Custom loss function outside the realm of torch

Hello,

I’ve only used pytorch in a very vanilla way so far, so please bear with me :slight_smile:

I’m building a model to accept a one-hot encoded string and generate a corresponding string.
To score, I do the following:

  1. I convert the generated output into a string (pred_str), - to do this I need to detach
  2. Calculate the alignment score of the real string (real_str) against itself to get a float (lets call it yy)
  3. Calculate the alignment score of the pred_str against real_str to get a float (lets call it yh)
  4. I then want to calculate MSE using yy and yh
  5. Take the gradient and backpropagate starting from the last layer of my model

This is what I have so far, but it appears that the computation graph is broken as my weights are not updating in my model:

My custom loss:

class MyLoss(torch.autograd.Function):
    @staticmethod
    def forward(ctx, seq_pred, seq_real, encoder):
        seq_pred = encoder.inverse_transform(seq_pred.detach().numpy()) # STEP 1
        seq_pred = ''.join(seq_pred[0])
        seq_real = seq_real

        y_real = np.mean([al.score for al in aligner.align(seq_real,seq_real)]) # STEP 2

        y_pred = np.mean([al.score for al in aligner.align(seq_pred,seq_real)]) # STEP 3

        y_pred = Variable(torch.tensor(y_pred), )
        y_real = Variable(torch.tensor(y_real), )
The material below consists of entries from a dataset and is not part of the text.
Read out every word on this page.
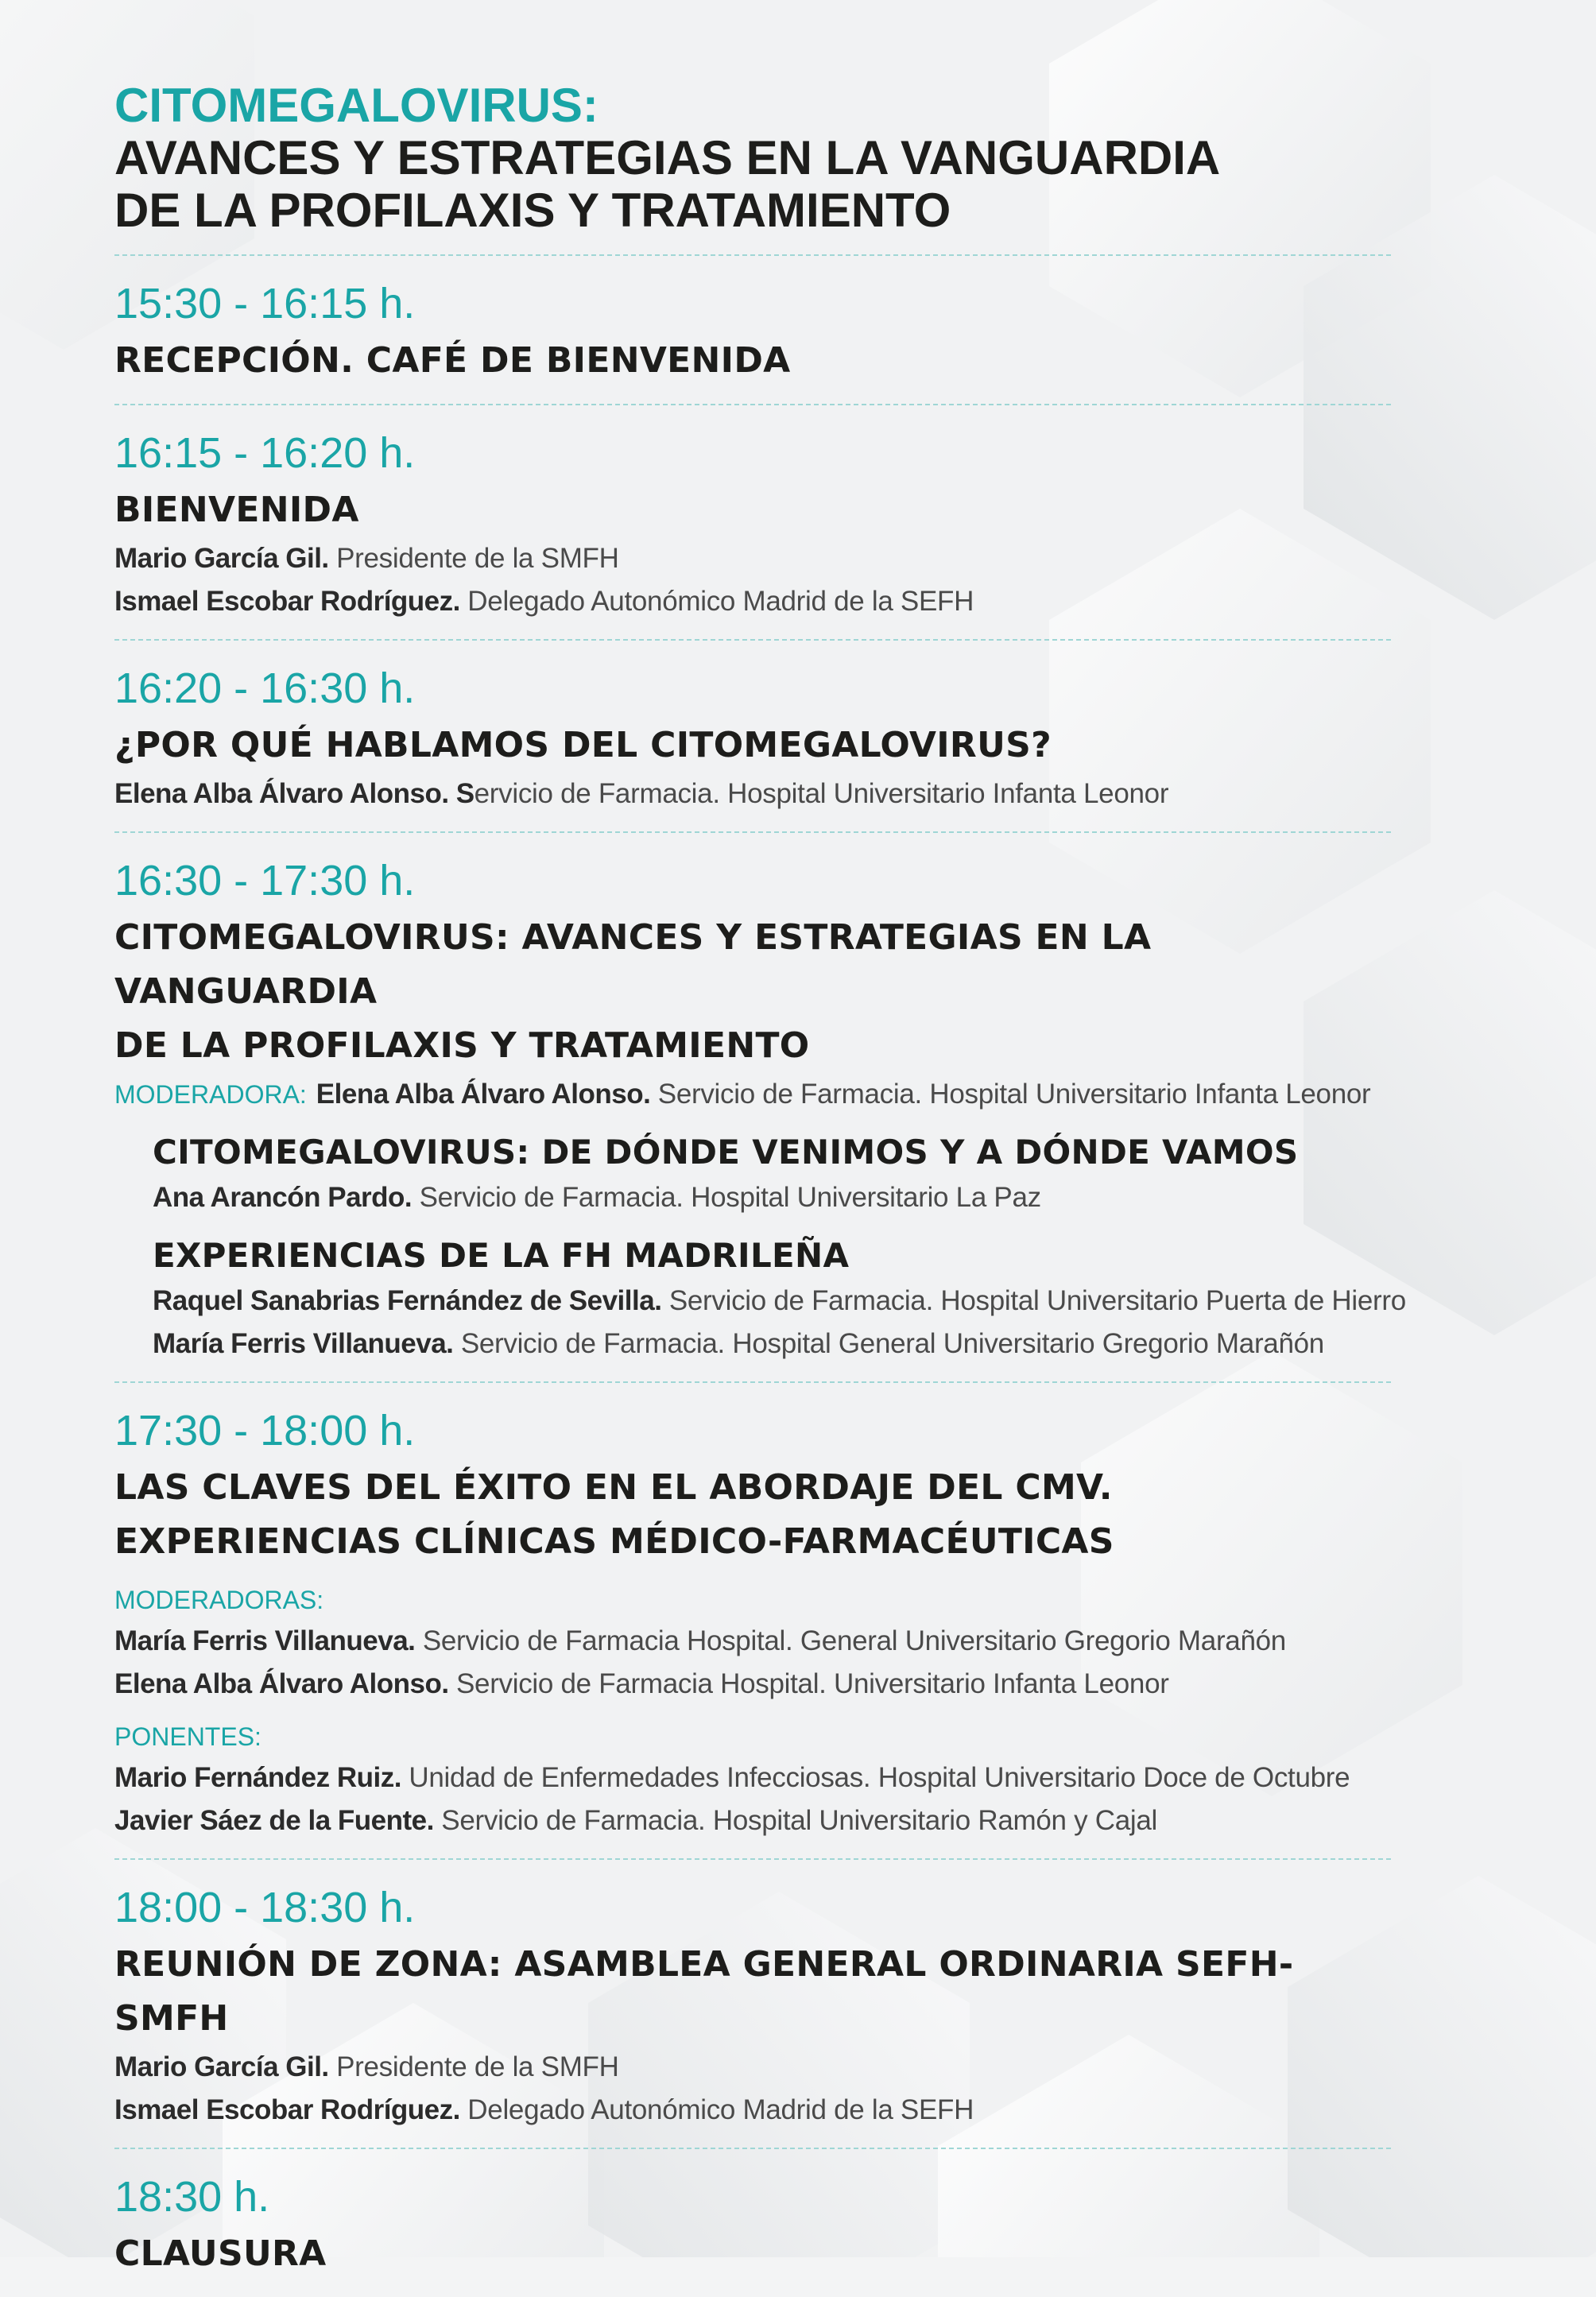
CITOMEGALOVIRUS:
AVANCES Y ESTRATEGIAS EN LA VANGUARDIA
DE LA PROFILAXIS Y TRATAMIENTO
15:30 - 16:15 h.
RECEPCIÓN. CAFÉ DE BIENVENIDA
16:15 - 16:20 h.
BIENVENIDA

Mario García Gil. Presidente de la SMFH

Ismael Escobar Rodríguez. Delegado Autonómico Madrid de la SEFH

16:20 - 16:30 h.
¿POR QUÉ HABLAMOS DEL CITOMEGALOVIRUS?

Elena Alba Álvaro Alonso. Servicio de Farmacia. Hospital Universitario Infanta Leonor

16:30 - 17:30 h.
CITOMEGALOVIRUS: AVANCES Y ESTRATEGIAS EN LA VANGUARDIA
DE LA PROFILAXIS Y TRATAMIENTO
MODERADORA: Elena Alba Álvaro Alonso. Servicio de Farmacia. Hospital Universitario Infanta Leonor
CITOMEGALOVIRUS: DE DÓNDE VENIMOS Y A DÓNDE VAMOS

Ana Arancón Pardo. Servicio de Farmacia. Hospital Universitario La Paz

EXPERIENCIAS DE LA FH MADRILEÑA

Raquel Sanabrias Fernández de Sevilla. Servicio de Farmacia. Hospital Universitario Puerta de Hierro

María Ferris Villanueva. Servicio de Farmacia. Hospital General Universitario Gregorio Marañón

17:30 - 18:00 h.
LAS CLAVES DEL ÉXITO EN EL ABORDAJE DEL CMV.
EXPERIENCIAS CLÍNICAS MÉDICO-FARMACÉUTICAS
MODERADORAS:

María Ferris Villanueva. Servicio de Farmacia Hospital. General Universitario Gregorio Marañón

Elena Alba Álvaro Alonso. Servicio de Farmacia Hospital. Universitario Infanta Leonor

PONENTES:

Mario Fernández Ruiz. Unidad de Enfermedades Infecciosas. Hospital Universitario Doce de Octubre

Javier Sáez de la Fuente. Servicio de Farmacia. Hospital Universitario Ramón y Cajal

18:00 - 18:30 h.
REUNIÓN DE ZONA: ASAMBLEA GENERAL ORDINARIA SEFH-SMFH

Mario García Gil. Presidente de la SMFH

Ismael Escobar Rodríguez. Delegado Autonómico Madrid de la SEFH

18:30 h.
CLAUSURA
        ctx.save_for_backward(y_real, y_pred)
        return (y_pred - y_real).pow(2) # STEP 4

    @staticmethod
    def backward(ctx, grad_output):
        yy, yy_pred = ctx.saved_tensors
        grad_input = grad_output.clone()
        grad_input = -(2.0*(yy_pred - yy))/489 # STEP 5
        #print(grad_input)
        return grad_input.repeat(489).view(1,489), None, None

Other stuff:

class MyModel(nn.Module):
    
    def __init__(self, X_dim, h1_dim, h2_dim):
        super(MyModel, self).__init__()
        self.fc1 = nn.Linear(X_dim, h1_dim)
        self.fc2 = nn.Linear(h1_dim, h2_dim)
        self.sigmoid = nn.Sigmoid()
        
    def forward(self, x):
        x = x.view(x.shape[0],-1)
        x = F.relu(self.fc1(x))
        x = self.sigmoid(self.fc2(x))
        return x
    
    
# training parameters
device = torch.device("cuda" if torch.cuda.is_available() else "cpu")
X_dim = X_train.shape[1]
h1_dim = 200
h2_dim = 489
model = MyModel(X_dim, h1_dim, h2_dim).to(device)

n_eps = 5
criterion = MyLoss.apply
optimizer = torch.optim.Adam(G.parameters(), lr=0.0001)

Hi,

First, given that this is the last piece of your network, you don’t have to wrap it into a custom autograd.Function, you can also just compute the loss and gradient as a regular python functions and then do:

output = model(input)
loss, grad = my_loss(output, target)
opt.zero_grad()
output.backward(grad)
opt.step()

If you really want to use a custom Function because it is cleaner, I don’t think i can see anything wrong with this one.
Are you sure that the gradients it compute as grad_input are properly non-zero?